The Wife Between Us, by Greer Hendricks and Sarah Pekkanen




The Wife Between Us, by Greer Hendricks and Sarah Pekkanen

This book engages you from page one, which is really not the beginning of the book, it’s only the prologue.

“The street is loud and busy, with yellow cabs racing by, commuters returning from work, and shoppers entering the deli on the corner.  But my eyes never stray from her.

She pauses in her entryway and briefly glances back over her shoulder.  An electrical charge seems to pulse through me.”

And farther on:

“She’s oblivious to what I have done to her.”
“She is unaware of the damage I have wrought; the ruin I have set in motion.”

And right away you wonder, who is who in this drama, this mystery, this psychological thriller?  The characters are sharply drawn, yet distantly indistinct.

Who is following whom and why are the players first one name and then another, with the time sequences a puzzle of inconsistencies? 

The people are New Yorkers, politically correct, shallow enough to be oh-so-sensitive and they attach importance to the most remarkably unremarkable bits of clothing and jewelry and shifts of weather and scents.   The details are held up and examined.

But even as unsympathetic as the characters are, I kept reading.  Why?  It’s like a baseball smashing through your window.  All you really need to do is clean up the glass and have the windowpane replaced, right?  For humans, that’s not nearly enough.  We want to know the whole flipping story!
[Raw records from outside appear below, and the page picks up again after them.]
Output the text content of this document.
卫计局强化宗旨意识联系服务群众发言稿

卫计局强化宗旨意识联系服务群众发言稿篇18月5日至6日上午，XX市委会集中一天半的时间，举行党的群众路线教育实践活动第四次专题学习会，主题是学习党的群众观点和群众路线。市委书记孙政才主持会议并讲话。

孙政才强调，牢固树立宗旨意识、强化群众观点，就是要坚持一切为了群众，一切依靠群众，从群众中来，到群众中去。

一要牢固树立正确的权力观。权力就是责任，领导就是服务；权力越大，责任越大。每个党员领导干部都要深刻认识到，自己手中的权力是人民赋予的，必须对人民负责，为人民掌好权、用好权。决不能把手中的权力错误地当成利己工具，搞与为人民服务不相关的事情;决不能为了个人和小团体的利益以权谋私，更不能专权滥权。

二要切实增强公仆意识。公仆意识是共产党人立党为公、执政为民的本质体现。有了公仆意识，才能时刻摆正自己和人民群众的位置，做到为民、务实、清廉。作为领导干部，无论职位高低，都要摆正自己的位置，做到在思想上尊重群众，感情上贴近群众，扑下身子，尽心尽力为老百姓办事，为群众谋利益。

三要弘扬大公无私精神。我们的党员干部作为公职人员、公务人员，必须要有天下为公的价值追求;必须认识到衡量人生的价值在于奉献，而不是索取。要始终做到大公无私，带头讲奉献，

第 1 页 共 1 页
Whose ball is it?  And most of all, who’s the bastard who didn’t fess up?

I readily admit that normally after a first few pages of a book like this, I would have slammed it closed and tossed it across the room, irate that the author(s) had wasted my time.

But, instead I read on.  I had to face it, that I was in some inner way thrilled by the exacting perversity of people I wouldn’t have spent five minutes alone with.  They seem normal, yet creepy.  The kind of people who may speak kindly and be impeccably dressed, yet you wouldn’t be surprised to find them drinking directly from a fifty dollar bottle of wine, while they used pliers to pinch the heads off rats.

Want to find a character to like?  Look somewhere else. These folks seem to all have secrets you may not want to know about.  But, I’m curious. Always.  Did curiosity really kill the cat!  Nine freaking times?  How about dogs?  Does curiosity kill them too?

Along the way, the plot comes together.  But, maybe not.  Maybe it’s unraveling.  You find yourself saying , “Ah, now I’ve got it.”  NO, you don’t.  Shreds of evidence are starting to feel like splinters embedded in your fingertips.

I turned pages faster than a mother of triplets changes diapers.  And, the last two or three dozen pages were a breathless sprint!

I found myself thinking, I really do not like these characters!  Maybe I kept reading because I like revenge, or maybe I’m just a curious cat.

1 comment:

  1. Nice review. Can't decide if I want to read the book or not.